Siding with Davis and writing the appeals court’s plurality decision, Judge Altice cited a state law designed to be used for DNA testing to establish a child’s paternity. and put that child’s proper name on a birth certificate.

This was primarily to alter a birth certificate that did not show the correct parent.

The appeals court, however, allowed this law to allow individuals – first adults, then minor children – to request gender marker changes on birth certificates starting with a case in 2014, according to court records.

“I cannot ignore the fact that this tribunal made an improper course change from 2014,” Altice wrote in her opinion. “It went well beyond the clear language and clear intent of (the law), a law that has not been amended by the legislature since 1995 and which wrongly ventured into legislation.”

It was then that he asked the Supreme Court and the State General Assembly to make a decision on the matter.

Agreeing with Altice, Judge Mark L. Bailey said he agreed that the law does not give trial courts the power to order a change of a sex marker on a person’s birth certificate. ‘a kid.

In a previous opinion, Bailey believed that the state law clearing the way for birth certificate changes provided enough flexibility for the courts to allow such changes, but he also wrote at the time he urged the General Assembly to clarify the issue.

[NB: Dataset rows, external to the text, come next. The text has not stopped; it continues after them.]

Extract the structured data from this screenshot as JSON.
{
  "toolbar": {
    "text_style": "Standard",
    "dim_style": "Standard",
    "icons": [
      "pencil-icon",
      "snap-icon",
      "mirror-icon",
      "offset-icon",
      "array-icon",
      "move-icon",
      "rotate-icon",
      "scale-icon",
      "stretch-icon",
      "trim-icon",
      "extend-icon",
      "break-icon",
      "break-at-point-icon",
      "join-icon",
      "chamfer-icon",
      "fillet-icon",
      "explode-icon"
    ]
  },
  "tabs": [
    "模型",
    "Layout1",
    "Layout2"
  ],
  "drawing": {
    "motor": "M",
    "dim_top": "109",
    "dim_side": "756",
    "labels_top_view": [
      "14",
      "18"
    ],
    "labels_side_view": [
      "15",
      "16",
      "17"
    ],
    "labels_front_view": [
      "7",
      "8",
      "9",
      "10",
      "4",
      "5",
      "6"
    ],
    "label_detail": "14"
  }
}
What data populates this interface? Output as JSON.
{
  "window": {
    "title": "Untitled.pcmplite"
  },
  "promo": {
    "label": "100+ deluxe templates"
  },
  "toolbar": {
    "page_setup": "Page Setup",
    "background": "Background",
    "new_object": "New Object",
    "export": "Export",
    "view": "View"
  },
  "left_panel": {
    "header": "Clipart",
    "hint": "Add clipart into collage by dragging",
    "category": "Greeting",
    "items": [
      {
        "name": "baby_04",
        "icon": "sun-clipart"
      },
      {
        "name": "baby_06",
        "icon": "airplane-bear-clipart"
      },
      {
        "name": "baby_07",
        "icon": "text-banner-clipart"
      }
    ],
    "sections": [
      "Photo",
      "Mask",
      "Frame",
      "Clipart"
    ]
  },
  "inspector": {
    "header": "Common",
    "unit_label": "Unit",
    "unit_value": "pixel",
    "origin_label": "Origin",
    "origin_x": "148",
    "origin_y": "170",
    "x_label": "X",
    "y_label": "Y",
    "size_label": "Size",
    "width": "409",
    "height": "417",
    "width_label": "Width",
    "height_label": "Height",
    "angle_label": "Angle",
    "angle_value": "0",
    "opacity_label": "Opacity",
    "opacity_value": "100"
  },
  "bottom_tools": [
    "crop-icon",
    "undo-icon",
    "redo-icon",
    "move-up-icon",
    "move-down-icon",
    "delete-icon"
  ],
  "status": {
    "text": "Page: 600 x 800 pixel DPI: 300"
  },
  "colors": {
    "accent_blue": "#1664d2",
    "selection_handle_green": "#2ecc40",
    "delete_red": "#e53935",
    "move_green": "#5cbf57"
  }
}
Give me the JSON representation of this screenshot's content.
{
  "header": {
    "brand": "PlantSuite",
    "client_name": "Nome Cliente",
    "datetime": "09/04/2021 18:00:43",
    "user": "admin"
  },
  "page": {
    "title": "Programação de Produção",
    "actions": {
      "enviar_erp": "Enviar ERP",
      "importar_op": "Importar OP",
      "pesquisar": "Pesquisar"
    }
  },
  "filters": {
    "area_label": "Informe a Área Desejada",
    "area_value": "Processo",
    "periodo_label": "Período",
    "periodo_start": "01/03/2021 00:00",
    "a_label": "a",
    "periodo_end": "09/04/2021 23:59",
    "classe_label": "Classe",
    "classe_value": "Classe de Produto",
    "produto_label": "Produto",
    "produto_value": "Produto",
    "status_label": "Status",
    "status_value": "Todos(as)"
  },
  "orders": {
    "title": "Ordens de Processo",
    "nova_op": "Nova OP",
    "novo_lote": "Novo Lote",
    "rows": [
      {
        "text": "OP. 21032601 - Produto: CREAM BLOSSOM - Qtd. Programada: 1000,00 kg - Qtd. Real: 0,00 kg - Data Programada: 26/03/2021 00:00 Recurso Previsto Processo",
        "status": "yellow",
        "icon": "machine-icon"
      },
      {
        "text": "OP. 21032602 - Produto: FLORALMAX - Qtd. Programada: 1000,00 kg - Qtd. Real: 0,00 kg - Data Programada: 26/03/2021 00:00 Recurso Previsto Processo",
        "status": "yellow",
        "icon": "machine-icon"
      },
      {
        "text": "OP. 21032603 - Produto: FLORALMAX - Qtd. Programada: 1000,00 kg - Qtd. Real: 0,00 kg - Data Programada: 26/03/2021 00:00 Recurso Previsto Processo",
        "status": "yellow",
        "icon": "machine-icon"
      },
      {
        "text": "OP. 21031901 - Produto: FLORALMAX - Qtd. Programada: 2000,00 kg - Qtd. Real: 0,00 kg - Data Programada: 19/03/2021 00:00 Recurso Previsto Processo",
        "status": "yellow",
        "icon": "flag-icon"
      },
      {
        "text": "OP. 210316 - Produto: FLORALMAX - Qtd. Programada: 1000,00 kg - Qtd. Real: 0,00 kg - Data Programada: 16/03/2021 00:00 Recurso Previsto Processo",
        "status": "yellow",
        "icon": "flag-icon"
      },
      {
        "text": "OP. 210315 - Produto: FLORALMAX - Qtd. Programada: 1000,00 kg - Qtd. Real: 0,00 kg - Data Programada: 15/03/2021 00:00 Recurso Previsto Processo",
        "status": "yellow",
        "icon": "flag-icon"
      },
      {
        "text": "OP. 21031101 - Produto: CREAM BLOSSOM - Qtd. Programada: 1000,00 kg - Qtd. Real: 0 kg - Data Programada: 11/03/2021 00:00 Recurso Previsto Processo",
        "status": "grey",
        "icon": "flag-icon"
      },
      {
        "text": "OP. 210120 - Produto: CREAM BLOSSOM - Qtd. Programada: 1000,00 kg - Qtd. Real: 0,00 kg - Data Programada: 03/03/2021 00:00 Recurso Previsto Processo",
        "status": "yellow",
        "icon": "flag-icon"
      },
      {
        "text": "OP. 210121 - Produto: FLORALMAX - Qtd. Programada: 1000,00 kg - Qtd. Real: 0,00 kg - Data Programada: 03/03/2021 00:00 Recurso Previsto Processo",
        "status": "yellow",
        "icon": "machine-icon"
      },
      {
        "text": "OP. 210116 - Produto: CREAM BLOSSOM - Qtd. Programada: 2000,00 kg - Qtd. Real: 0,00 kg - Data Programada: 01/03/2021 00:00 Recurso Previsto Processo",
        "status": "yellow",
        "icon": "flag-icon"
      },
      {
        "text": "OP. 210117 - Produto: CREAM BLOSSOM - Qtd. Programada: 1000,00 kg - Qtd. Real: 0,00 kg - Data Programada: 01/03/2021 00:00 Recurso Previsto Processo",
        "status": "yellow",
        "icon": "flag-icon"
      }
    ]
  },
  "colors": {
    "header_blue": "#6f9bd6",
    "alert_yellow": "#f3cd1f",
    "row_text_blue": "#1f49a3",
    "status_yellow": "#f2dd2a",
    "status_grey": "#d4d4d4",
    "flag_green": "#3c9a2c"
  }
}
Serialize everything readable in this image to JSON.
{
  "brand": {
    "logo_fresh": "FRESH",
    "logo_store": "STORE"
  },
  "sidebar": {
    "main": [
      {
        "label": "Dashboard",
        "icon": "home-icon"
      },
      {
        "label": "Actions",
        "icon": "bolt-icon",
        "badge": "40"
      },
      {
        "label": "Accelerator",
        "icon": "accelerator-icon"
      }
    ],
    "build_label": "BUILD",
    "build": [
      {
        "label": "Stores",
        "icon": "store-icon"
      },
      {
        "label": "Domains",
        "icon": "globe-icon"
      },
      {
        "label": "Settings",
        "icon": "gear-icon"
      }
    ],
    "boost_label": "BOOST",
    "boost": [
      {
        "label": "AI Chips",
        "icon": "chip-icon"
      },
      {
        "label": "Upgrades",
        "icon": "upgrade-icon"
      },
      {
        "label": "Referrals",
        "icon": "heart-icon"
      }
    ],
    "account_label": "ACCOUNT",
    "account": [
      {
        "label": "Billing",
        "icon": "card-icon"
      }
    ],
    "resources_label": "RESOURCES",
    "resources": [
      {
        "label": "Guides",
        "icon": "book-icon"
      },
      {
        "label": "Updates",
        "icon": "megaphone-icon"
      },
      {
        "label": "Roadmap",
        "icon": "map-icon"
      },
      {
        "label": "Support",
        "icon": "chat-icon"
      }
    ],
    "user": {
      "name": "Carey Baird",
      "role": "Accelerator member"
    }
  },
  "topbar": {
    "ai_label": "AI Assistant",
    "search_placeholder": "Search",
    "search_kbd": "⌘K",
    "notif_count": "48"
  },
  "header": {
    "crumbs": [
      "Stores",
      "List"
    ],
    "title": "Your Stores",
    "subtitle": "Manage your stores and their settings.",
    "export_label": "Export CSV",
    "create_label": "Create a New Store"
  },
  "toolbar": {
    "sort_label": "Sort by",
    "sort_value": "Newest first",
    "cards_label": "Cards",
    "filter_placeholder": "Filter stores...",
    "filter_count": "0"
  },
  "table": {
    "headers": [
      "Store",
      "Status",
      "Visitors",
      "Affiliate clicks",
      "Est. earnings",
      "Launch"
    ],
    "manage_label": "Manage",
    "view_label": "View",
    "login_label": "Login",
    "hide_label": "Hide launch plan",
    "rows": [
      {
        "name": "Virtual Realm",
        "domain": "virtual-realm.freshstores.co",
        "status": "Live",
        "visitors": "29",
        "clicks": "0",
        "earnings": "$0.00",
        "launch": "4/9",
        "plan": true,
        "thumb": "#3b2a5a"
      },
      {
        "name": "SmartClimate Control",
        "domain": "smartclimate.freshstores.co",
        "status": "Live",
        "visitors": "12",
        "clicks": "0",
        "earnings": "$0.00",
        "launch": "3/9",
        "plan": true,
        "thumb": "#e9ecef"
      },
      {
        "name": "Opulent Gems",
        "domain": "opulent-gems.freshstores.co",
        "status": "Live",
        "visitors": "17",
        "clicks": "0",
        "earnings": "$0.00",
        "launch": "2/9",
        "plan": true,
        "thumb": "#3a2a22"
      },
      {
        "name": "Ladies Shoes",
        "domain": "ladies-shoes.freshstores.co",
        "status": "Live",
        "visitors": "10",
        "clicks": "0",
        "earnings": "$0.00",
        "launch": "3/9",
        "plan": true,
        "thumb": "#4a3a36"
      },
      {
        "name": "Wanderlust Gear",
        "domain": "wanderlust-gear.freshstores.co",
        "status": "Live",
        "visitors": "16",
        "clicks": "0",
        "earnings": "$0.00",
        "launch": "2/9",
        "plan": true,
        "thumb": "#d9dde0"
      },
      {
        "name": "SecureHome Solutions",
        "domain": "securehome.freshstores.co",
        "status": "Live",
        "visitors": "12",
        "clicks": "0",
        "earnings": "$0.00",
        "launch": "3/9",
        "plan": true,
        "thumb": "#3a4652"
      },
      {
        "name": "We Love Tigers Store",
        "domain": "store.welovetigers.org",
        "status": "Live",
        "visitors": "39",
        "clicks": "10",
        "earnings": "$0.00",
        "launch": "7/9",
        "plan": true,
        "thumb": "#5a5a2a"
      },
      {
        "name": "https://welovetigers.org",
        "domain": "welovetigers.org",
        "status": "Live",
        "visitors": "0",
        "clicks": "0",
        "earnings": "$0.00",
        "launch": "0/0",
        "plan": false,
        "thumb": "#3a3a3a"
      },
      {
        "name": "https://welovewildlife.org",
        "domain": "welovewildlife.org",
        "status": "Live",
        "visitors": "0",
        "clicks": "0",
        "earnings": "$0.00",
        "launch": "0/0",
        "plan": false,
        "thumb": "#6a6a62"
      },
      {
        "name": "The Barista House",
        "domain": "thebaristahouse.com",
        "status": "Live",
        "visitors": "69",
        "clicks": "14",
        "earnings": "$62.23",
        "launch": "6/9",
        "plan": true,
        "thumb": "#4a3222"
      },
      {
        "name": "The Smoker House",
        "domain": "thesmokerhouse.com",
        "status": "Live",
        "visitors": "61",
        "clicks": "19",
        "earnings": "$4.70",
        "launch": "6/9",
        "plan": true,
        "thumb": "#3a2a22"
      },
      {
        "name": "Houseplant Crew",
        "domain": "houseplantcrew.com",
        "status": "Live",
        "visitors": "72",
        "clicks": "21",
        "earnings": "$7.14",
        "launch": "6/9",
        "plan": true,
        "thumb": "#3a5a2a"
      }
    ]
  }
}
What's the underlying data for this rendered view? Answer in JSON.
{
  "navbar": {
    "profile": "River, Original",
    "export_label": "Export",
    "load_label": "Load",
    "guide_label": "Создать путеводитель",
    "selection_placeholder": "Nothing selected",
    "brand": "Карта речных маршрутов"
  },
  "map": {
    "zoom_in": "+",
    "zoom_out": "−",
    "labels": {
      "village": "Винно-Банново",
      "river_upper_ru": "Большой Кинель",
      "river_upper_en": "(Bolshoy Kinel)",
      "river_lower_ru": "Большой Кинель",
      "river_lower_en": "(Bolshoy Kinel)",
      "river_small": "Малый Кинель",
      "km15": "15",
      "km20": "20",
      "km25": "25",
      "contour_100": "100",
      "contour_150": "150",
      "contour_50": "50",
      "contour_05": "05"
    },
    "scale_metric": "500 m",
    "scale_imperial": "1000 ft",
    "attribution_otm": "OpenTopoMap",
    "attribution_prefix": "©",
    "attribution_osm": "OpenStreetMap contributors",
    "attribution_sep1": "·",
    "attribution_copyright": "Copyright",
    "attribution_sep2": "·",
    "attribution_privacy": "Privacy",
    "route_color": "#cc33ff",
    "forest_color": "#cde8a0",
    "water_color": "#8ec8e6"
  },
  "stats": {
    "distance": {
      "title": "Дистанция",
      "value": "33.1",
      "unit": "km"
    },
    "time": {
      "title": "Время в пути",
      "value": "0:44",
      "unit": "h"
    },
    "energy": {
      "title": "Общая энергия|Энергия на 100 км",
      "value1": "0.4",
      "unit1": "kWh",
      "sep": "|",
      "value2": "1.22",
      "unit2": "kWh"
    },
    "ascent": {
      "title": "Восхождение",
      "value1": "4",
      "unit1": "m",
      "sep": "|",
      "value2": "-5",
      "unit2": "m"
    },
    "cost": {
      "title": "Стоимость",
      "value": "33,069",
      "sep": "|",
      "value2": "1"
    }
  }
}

“At the time of offering this primary opinion, I hoped that our legislature would hasten to address the issues of the ender,” Bailey wrote. “This does not happen.”

In a dissenting opinion, Judge Paul Mathias cited the court’s previous decision to send the case back to the Allen Circuit Court and asked a judge to consider the best interests of the child and wrote:

“Looking at the merits of this appeal, I would say that the trial court’s judgment dismissing Mother’s motion is clearly wrong.”

Mathias also wrote that the court was considering issues that currently affect approximately 38,000 Hoosiers who identify as transgender.

And while this last legislative session focused on banning transgender girls from competing with girls in sport, nothing has been done to remedy what the Court of Appeal has now tackled twice less one year.

“Therefore, and this fact is essential to this question and to this appeal, there is no applicable law that even speaks to, much less covers, the issue before us in this case: the child’s parents’ request to change the gender marker on the child’s birth certificate. ‘child from masculine to feminine’, Mathias wrote.

The emphasis, like others calling for the involvement of other legislative bodies, was his.